La tentative de contourner la Constitution, en cachant une disposition de loi organique dans le Règlement intérieur de l’Assemblée, n’est pas que particulièrement honteuse. Dans sa mouture actuelle, elle viole totalement le code électoral en traitant des suppléants de députés alors que jusqu’ici la loi sénégalaise ne connait que des listes de titulaires et des listes de suppléants au scrutin majoritaire dans le ressort du département ou au scrutin de représentation proportionnelle. Il faut le répéter : pour atteindre son objectif, PASTEF a foulé du pied à la fois la Constitution, le Code électoral et le Règlement intérieur de l’Assemblée nationale.

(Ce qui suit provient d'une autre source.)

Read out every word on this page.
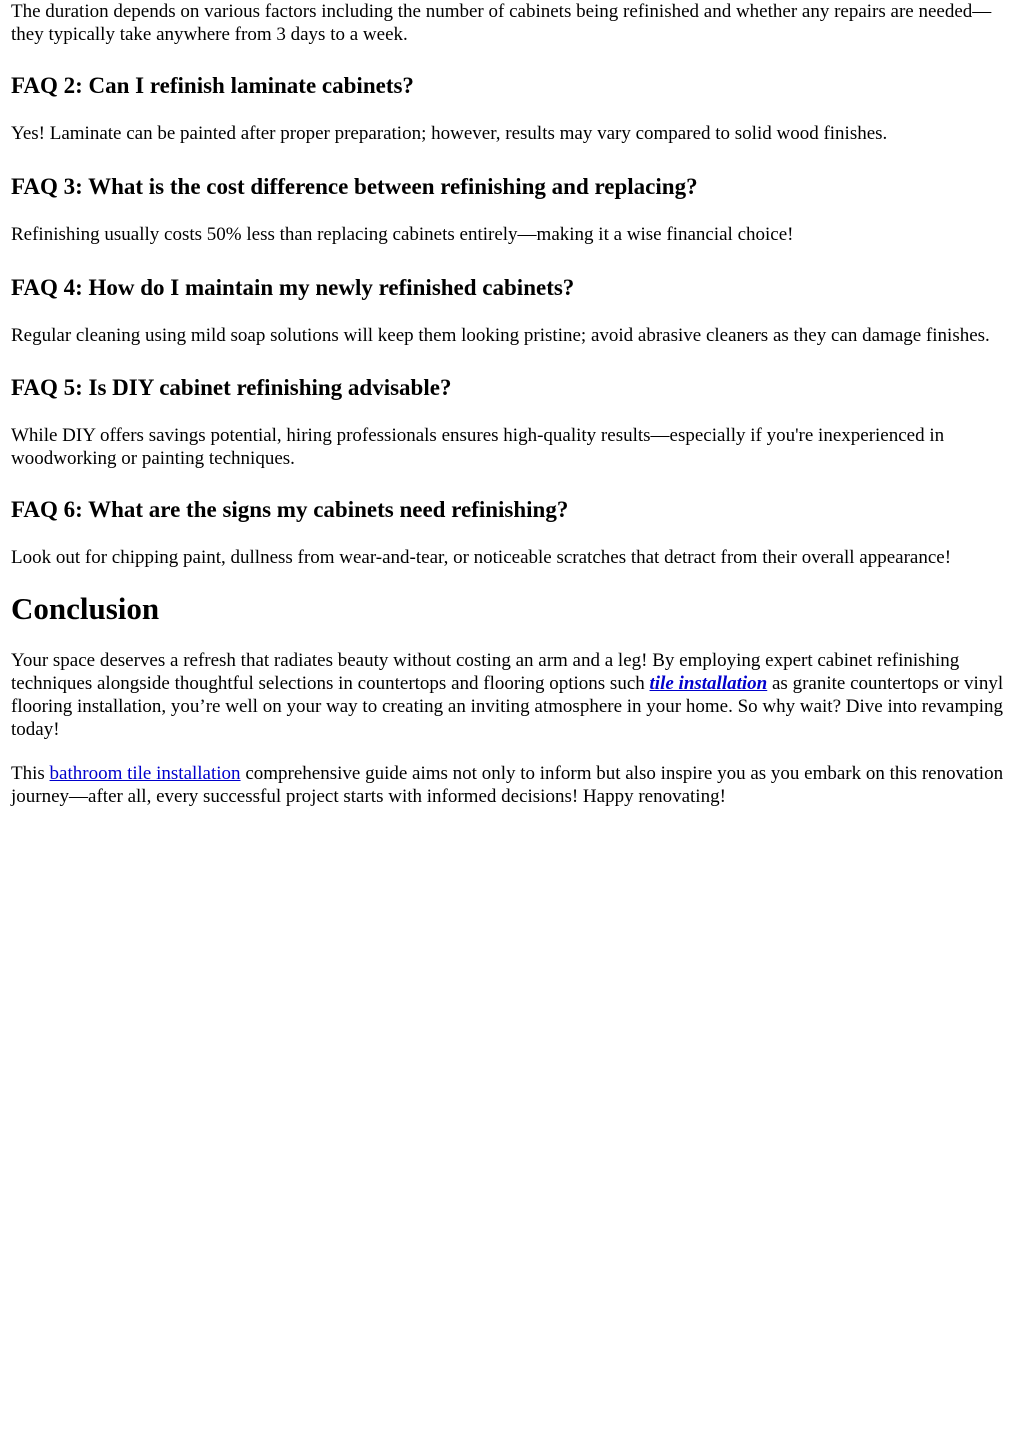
The duration depends on various factors including the number of cabinets being refinished and whether any repairs are needed—they typically take anywhere from 3 days to a week.

FAQ 2: Can I refinish laminate cabinets?

Yes! Laminate can be painted after proper preparation; however, results may vary compared to solid wood finishes.

FAQ 3: What is the cost difference between refinishing and replacing?

Refinishing usually costs 50% less than replacing cabinets entirely—making it a wise financial choice!

FAQ 4: How do I maintain my newly refinished cabinets?

Regular cleaning using mild soap solutions will keep them looking pristine; avoid abrasive cleaners as they can damage finishes.

FAQ 5: Is DIY cabinet refinishing advisable?

While DIY offers savings potential, hiring professionals ensures high-quality results—especially if you're inexperienced in woodworking or painting techniques.

FAQ 6: What are the signs my cabinets need refinishing?

Look out for chipping paint, dullness from wear-and-tear, or noticeable scratches that detract from their overall appearance!

Conclusion

Your space deserves a refresh that radiates beauty without costing an arm and a leg! By employing expert cabinet refinishing techniques alongside thoughtful selections in countertops and flooring options such tile installation as granite countertops or vinyl flooring installation, you’re well on your way to creating an inviting atmosphere in your home. So why wait? Dive into revamping today!

This bathroom tile installation comprehensive guide aims not only to inform but also inspire you as you embark on this renovation journey—after all, every successful project starts with informed decisions! Happy renovating!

Celui-ci, en particulier, doit régir et ne régir que « l’organisation et le fonctionnement de l’Assemblée nationale, conformément aux dispositions de la Constitution de la République du Sénégal » (article premier de la loi portant Règlement intérieur de l’Assemblée nationale). Pour la préservation de la démocratie et de la République, l’acte illégal de l’Assemblée doit être impérativement rapporté et Ousmane Sonko être sorti de l’Assemblée nationale. Il ne saurait être député et sa déclaration tentant d’associer la saisine du Conseil constitutionnel par l’opposition parlementaire à une volonté du Président de la République de le combattre ne trompe personne.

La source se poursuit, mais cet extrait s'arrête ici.